Parlamentarismo a la chilena

Desde el inicio de la crisis política hasta nuestros días, hemos comenzado a experimentar un parlamentarismo a la chilena. El poder se ha trasladado simbólicamente desde La Moneda a calle Pedro Montt s/n en Valparaíso. Ha sido el Congreso Nacional el que ha marcado la pauta. El acuerdo por la nueva Constitución y la paz (aunque de esto último tenga bastante poco avance), las acusaciones constitucionales contra el ex ministro del interior Andrés Chadwick y el presidente Piñera, son muestra de ello.

Parece ser que, de un tiempo a esta parte, los flashes, micrófonos y carpetas importantes se han radicado en nuestros congresistas. Ante un liderazgo presidencial inocuo, insípido, impredecible, equívoco y dudoso, han sido los presidentes de los conglomerados del oficialismo los que han tomado la batuta e intentado sacar a flote el barco. Dos de ellos parlamentarios.

“En abril, de resultar vencedora la opción apruebo, es muy probable que la institución de la Presidencia de la República, tal como se encuentra diseñada hoy, tenga presumiblemente los días contados”.

También han sido sus nuevos ministros que, con un aire fresco, dialogante e innovador, sortearon con éxito el paupérrimo espectáculo de la oposición en una semana de interpelaciones. En abril, de resultar vencedora la opción apruebo, es muy probable que la institución de la Presidencia de la República, tal como se encuentra diseñada hoy, tenga presumiblemente los días contados.

Existe un sentir y anhelo de trasladar poder desde esta última al poder legislativo, afín de obtener un mayor equilibrio entre ambos. Esto ha sido propiciado por el propio contexto nacional. Con todo, si se piensa en otorgarle un mayor poder al congreso, antes que eso es menester disciplinar la práctica parlamentaria. Citar al ministro Briones, para luego no comparecer, y casi poner término a la interpelación por quórum, es algo que solo la mezquindad de la izquierda puede hacer.
Esto retrasará el trabajo en las medidas de las urgencias sociales, que nuevamente, la llave de paso la tiene el poder legislativo.
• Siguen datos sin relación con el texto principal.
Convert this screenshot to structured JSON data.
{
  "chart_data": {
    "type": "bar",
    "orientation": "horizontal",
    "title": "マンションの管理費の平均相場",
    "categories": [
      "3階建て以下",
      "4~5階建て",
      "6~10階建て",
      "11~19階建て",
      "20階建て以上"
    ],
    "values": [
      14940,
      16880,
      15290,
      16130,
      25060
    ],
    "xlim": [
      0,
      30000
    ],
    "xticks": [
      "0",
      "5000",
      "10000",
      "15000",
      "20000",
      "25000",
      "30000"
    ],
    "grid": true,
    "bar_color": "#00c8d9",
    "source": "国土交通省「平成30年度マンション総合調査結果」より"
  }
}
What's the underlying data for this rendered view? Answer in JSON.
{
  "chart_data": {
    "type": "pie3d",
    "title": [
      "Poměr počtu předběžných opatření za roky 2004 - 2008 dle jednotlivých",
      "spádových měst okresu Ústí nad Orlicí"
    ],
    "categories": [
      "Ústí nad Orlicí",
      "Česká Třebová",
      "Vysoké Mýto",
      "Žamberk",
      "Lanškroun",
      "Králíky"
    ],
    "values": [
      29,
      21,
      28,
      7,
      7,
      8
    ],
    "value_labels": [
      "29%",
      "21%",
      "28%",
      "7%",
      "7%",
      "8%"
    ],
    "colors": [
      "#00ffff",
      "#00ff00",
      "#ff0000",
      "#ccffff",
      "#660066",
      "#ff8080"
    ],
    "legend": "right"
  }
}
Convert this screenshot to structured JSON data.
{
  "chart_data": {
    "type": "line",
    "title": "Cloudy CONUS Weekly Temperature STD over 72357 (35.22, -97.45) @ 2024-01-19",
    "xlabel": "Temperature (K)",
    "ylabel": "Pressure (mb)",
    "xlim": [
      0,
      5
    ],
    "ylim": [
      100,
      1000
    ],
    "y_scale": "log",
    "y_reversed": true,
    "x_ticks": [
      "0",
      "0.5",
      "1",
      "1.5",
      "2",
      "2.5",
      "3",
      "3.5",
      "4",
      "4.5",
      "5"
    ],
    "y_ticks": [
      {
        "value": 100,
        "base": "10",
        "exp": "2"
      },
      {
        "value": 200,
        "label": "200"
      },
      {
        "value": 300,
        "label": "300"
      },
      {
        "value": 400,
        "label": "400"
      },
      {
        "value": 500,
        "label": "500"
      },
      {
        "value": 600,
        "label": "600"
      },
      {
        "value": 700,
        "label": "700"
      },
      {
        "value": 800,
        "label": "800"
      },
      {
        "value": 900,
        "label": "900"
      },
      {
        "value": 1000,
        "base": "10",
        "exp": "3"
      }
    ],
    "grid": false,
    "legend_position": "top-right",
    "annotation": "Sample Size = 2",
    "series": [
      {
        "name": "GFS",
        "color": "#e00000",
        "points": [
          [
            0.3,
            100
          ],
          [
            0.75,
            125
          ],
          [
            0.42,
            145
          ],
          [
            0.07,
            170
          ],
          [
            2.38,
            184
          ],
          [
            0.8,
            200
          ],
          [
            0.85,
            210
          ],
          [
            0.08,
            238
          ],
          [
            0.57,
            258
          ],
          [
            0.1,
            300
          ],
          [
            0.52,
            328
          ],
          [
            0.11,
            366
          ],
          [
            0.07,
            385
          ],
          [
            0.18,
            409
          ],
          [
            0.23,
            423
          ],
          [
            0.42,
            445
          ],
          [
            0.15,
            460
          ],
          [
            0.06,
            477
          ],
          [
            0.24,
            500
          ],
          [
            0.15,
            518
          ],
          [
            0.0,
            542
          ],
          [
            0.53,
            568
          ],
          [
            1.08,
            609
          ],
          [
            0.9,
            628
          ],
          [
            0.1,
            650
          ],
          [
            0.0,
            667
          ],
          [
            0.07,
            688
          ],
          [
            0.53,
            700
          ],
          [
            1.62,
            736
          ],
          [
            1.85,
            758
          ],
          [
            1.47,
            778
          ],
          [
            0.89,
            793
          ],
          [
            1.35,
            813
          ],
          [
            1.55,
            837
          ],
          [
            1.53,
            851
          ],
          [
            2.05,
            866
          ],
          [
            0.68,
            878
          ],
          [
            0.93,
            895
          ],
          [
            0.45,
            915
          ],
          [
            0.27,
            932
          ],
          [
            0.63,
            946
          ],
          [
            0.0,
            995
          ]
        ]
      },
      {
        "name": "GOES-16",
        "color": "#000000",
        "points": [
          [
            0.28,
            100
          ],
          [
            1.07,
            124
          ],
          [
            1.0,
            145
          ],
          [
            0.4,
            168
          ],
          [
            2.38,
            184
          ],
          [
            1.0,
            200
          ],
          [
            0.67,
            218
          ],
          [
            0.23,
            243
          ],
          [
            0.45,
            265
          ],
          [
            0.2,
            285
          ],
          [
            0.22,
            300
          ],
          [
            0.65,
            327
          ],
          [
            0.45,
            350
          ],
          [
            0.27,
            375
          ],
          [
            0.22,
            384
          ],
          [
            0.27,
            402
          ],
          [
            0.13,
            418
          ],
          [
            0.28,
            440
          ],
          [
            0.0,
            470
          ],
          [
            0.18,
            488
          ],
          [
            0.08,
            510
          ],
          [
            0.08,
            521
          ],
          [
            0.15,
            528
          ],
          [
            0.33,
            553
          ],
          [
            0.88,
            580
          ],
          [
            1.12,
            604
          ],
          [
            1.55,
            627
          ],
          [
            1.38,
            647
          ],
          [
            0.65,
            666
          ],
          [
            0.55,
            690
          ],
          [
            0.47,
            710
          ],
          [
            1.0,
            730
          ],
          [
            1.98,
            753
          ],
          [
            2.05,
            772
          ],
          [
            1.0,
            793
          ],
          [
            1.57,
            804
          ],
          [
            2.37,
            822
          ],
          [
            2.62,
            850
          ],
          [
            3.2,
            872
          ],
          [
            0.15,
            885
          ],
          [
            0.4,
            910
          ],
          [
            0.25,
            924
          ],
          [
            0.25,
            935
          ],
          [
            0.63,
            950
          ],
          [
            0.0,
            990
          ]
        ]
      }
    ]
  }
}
Parece prudente también prohibir el uso de carteles, finiquitar de raíz a las “barras bravas” de las galerías y las presiones indebidas de asesores a la legislatura.
Revisar lo que dice relación con asistencias y por supuesto con su tarea de abocarse principalmente a los proyectos de ley que dicen relación con las urgencias sociales y no a propiciar agendas aisladas y desconectadas de la realidad.
Antes de endiosar el parlamentarismo como el sistema político que podría darle cauce y salida a una crisis política, hay que tener en consideración las actuales falencias que posee su práctica en el día a día y la bajísima confianza de la población que reside en él. Solo un trabajo serio, dedicado y minucioso, que otorgue señales de compromiso político férreo con las prioridades que actualmente demanda el país- en materias como pensiones, salud y seguridad-, serán pasos adecuados para repensar el diseño político de nuestras reglas del juego en favor del Congreso Nacional.